Life on the Kidney Queue in the Land of the Market

Michael Giberson

Virginia Postrel has an op-ed in the Los Angeles Times on kidney donations and methods to encourage donations. Postrel favors legalizing financial incentives for live donors, though the idea of paying people to give up a kidney makes some folks squeamish. In fact, the National Kidney Foundation doesn’t even think people should talk about financial incentives for donors. The NKF wants patients to shut up, stay in line, and wait their turn. Never mind that hastening donations would be the difference between life and death for some folks on the kidney queue.

Almost exactly twenty years ago this month my mother received a heart transplant after years of steadily decreasing health. Despite a bout with hepatitis after the transplant, picked up from the new heart, my mother rapidly recovered her health. She lived nearly 10 more years – about twice longer than we were told to expect. We – her family – were grateful for every moment.

I can understand when the NKF or others raise concerns about potential issues raised by financial incentives. Maybe someone in desperate financial condition will give up a kidney and later regret it. Of course, I can also understand how people in deteriorating health may prefer recovery to life in a growing line of increasingly desperate kidney patients.

Postrel opens her op-ed discussing a controversial Kaiser-Permanente program a few years ago in which Kaiser forced their kidney patient customers in the San Francisco Bay area to switch from hospitals at UC-Davis and UC-San Francisco to Kaiser’s own program. Just this month Kaiser began transferring its patients back to the UCD and UCSF hospitals. The description of the transfers carried in a bay area newspaper doesn’t offer a lot of hope:

Cindy Ehnes, director of the Department of Managed Health Care, said transferring the patients back to UCSF and UC Davis is progressing well, though the process is “extremely complex.” …

For patients waiting for a donor kidney, UCSF will switch those patients over to its wait list, working with the United Network for Organ Sharing, which coordinates organ transplant activities nationwide, Ehnes said.

“Our goal is to place those patients on the UNOS donor list so they can begin accruing time,” Ehnes said.

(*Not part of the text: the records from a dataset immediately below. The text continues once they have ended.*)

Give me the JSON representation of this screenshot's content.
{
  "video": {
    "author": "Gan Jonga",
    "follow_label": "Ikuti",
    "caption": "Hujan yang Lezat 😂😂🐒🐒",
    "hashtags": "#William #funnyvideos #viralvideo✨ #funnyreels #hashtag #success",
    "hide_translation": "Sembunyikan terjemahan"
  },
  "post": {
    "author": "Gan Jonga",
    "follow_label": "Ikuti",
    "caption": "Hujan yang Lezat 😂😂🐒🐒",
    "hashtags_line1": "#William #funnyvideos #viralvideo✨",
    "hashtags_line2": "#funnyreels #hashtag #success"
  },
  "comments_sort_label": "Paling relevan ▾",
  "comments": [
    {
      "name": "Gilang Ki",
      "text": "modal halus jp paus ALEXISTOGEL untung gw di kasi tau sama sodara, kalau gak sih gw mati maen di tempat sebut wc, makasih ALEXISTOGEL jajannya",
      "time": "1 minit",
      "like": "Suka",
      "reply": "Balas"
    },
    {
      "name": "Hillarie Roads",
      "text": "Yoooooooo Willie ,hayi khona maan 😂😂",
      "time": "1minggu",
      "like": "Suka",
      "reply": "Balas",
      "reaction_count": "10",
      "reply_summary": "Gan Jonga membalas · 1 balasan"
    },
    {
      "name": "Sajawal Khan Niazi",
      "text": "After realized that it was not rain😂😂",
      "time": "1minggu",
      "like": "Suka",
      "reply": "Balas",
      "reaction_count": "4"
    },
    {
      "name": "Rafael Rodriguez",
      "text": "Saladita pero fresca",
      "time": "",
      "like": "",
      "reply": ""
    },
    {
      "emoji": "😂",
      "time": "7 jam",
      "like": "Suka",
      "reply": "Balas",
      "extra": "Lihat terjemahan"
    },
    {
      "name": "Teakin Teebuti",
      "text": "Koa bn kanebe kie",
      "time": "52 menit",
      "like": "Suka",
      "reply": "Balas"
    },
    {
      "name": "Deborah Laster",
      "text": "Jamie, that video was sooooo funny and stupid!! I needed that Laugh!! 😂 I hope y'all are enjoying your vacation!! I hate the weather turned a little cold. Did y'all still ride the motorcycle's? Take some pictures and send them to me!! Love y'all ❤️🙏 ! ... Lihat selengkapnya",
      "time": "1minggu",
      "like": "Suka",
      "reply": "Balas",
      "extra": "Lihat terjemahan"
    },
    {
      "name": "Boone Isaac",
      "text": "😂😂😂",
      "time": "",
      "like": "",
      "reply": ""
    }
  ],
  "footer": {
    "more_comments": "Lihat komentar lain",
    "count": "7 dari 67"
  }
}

A felicitous phrase, isn’t it, “begin accruing time.??? Shuffle here, shuffle there, hurry up and wait.

As Postrel notes on her blog, the American Enterprise Institute is hosting a discussion on the incentives issue on Monday, June 12. Despite a direct conflict with the first half of the United States-Czech Republic World Cup match, I’ll be there. (If anyone knows the best nearby bar to watch the second half, let me know.)

3 thoughts on “Life on the Kidney Queue in the Land of the Market”

  1. One of my good friends was on a waiting list for a liver transplant. She followed doctors’ instructions. I think she wanted to live. When her condition stabilized, she was moved down the list. She died there waiting for help that was not going to come.

  2. I understand that organs, including kidneys, are assigned to patients based on a points system (eg closeness of match, patient’s health otherwise, etc). Why not say that if you agree to be an organ donor you will get x number of points if in the future you need an organ of your own?

    I doubt that sort of incentive would match supply and demand, but it would help. And, unlike financial incentives, there’s no need to worry about someone feeling financially forced into providing a kidney or any murders taking place to pay for a kidney. Also it’s even between poor and rich people. This may get around the political objections to incentives for kidney donation.

  3. @Tracy W

    What you’re describing already exists (at least in the US), and is called LifeSharers: http://www.lifesharers.com/

    While the organ donation laws of the US forbid outright sale, they do allow “directed donation”. LifeSharers exploits this by having their members direct their donation first to another LifeSharers member, and if there is not a viable recipient, to any other person.